The commission also paid more than $500,000 to a consultant since 2010 to write a permanent rule to follow the Quick Start program, which was intended to be temporary.

The new program will still allow utilities to charge customers for energy efficiency programs, but also utilize funding from the federal sources such as the $1.2 trillion Infrastructure Investment and Jobs Act of 2021 and the $891 billion Inflation Reduction Act of 2022.

The commission passed the order with two amendments by a 3-2 vote on Jan. 26 at a sometimes contentious hearing.

The amendments require 15% of the spending on the program be allocated to low-income residents and 10% for energy efficiency improvements at rental properties.

District 1 Commissioner Eric Skrmetta said during the hearing that doing an energy efficiency is universal, but said that having a third-party administrator run the program would open the door to “special interests.” He also said he thought a change to the program was unnecessary.

“There’s a lot of people that are out there going, ‘Ooh, we’re going to get a an administrator and we’re going to have lots of extra money and we can all put our hand out,’ so it’s not the general public who are going to benefit,” Skremetta said. “We want, I want a program where it’s 100% the general public benefits and there’s not special interests are going to come in and go, ‘I want to do this and I want to do that, I want to be paid this and I want to be paid that.'”

Skremetta called the third-party administrator program “patronage” and said it would cost $5 million annually.

“The point of this is accountability,” Commissioner Craig Greene said during a contentious part of the hearing, when he and Skremetta verbally jousted over whether the new program would have accountability to ratepayers.

Forest Bradley-Wright of the American Council for an Energy-Efficient Economy told the commission that energy efficiency was the “least cost energy resource” and that if the state didn’t put enough resources into its energy efficiency program, new power plants would have to be built.

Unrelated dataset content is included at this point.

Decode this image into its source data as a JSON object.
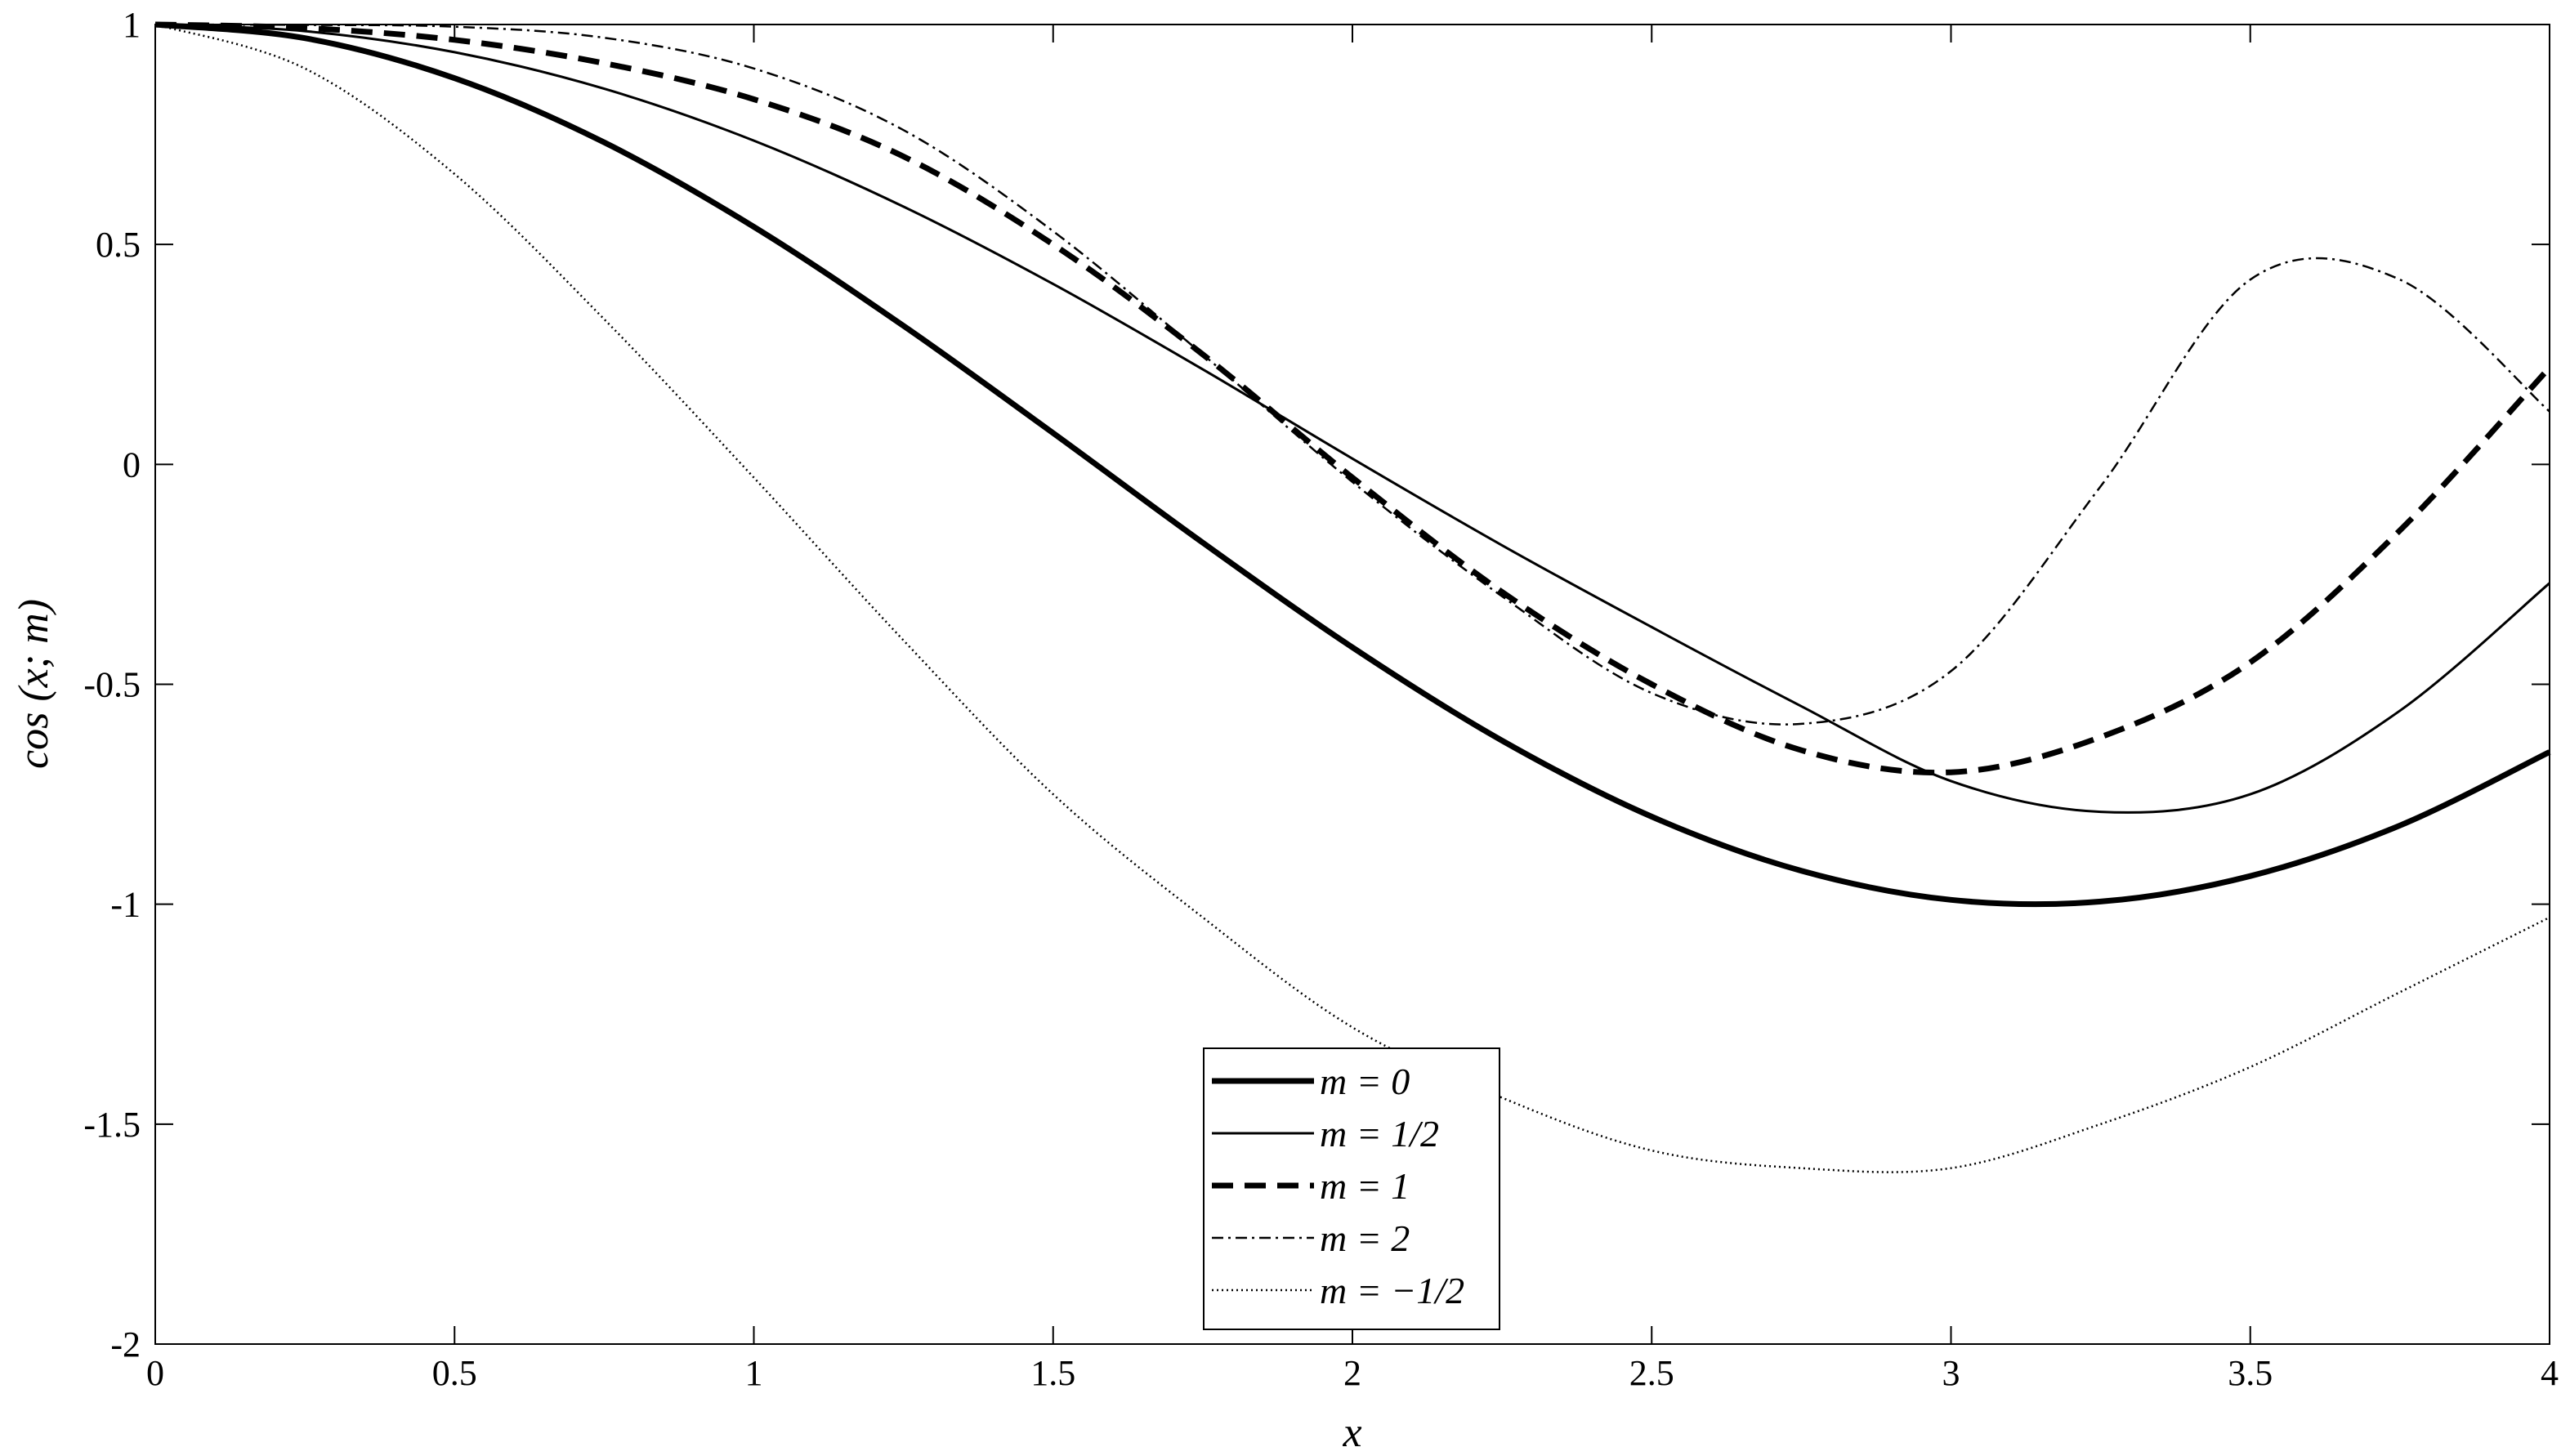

The state’s investor-owned utilities opposed the new energy efficiency program. Entergy said in a filing from July about the program that only a few states use a third-party system and that the proposed program could provide an administrative burden to the utilities. Entergy also said the proposed program lacks “any measures for accountability and transparency, as there are no cost-effectiveness requirements or energy savings targets.”

According to data from the federal Energy Information Administration, the average price of electricity for residential customers in January was 10.82 cents per kilowatt hour, the lowest regionally. Last year, that figure was 11.94 cents kWh.

The national average is 15.45 cents per kWh.

Usage of that energy is second nationwide, according to data from EIA. State residents and businesses consume 925 million British Thermal Units per year, second only to Alaska at 932 million BTUs.

The American Council for an Energy-Efficient Economy, a nonprofit group that supports renewable generation sources and energy efficiency, ranked Louisiana utility Entergy 43rd out of the nation’s 53 largest utilities for its energy efficiency program. The group graded utilities on their program performance, offerings and enabling of these programs.